Scientists at the Massachusetts Institute of Technology (MIT) have found a way to make significant improvements to the power-conversion efficiency of solar cells by utilizing viruses to perform assembly work on the solar cell at the microscopic level.
The new construction technique, reported in the journal Nature Nanotechnology, is based on previous research that showed how carbon nanotubes (microscopic, hollow cylinders of pure carbon) can enhance collection efficiency on a solar cell’s surface.
Previous attempts to use nanotubes, however, had been thwarted by two problems. First, the making of carbon nanotubes produces a mix of two types, some of which act as semiconductors and some which act as conductors. The semiconducting nanotubes can enhance the performance of solar cells, but the metallic ones have the opposite effect. Second, nanotubes tend to clump together, which reduces their effectiveness.
To solve these issues, researchers Xiangnan Dang, Hyunjung Yi and Angela Belcher, used a genetically engineered version of a virus called M13 to control the arrangement of the nanotubes. The virus keeps the tubes separate so they don’t clump together and can’t create short-circuits.
The researchers tested the technique using a type of solar cell known as a dye-sensitized solar cell. In their tests, adding the virus-built structures enhanced the power conversion efficiency to 10.6 percent from 8 percent – almost a one-third improvement.
The improvement takes place even though the viruses and the nanotubes make up only 0.1 percent by weight of the finished cell. “A little biology goes a long way,” Belcher says.
The viruses actually perform two different functions.
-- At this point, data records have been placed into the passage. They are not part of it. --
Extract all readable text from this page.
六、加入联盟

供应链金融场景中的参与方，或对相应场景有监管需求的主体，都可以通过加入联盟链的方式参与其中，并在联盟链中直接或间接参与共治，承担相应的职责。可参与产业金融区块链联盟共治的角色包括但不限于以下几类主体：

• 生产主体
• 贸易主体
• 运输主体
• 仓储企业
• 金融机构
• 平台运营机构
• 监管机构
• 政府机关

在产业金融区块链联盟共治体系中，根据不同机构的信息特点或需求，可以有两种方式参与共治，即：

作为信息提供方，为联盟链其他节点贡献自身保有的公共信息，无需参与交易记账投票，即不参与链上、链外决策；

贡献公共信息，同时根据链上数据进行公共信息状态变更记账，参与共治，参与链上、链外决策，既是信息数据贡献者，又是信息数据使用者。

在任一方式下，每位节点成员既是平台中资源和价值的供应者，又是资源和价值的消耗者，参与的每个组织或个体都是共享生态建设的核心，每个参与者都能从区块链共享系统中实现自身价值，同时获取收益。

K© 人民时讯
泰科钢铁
First, they possess short proteins called peptides that can bind tightly to the carbon nanotubes, holding them in place and keeping them separated from each other. Each virus can hold five to 10 nanotubes, each of which is held firmly in place by about 300 of the virus’s peptide molecules. In addition, the virus was engineered to produce a coating of titanium dioxide (TiO2), a key ingredient for dye-sensitized solar cells, over each of the nanotubes, putting the titanium dioxide in close proximity to the wire-like nanotubes that carry the electrons.
The two functions are carried out in succession by the same virus, whose activity is “switched” from one function to the next by changing the acidity of its environment. This switching feature is an important new capability that has been demonstrated for the first time in this research, says Belcher.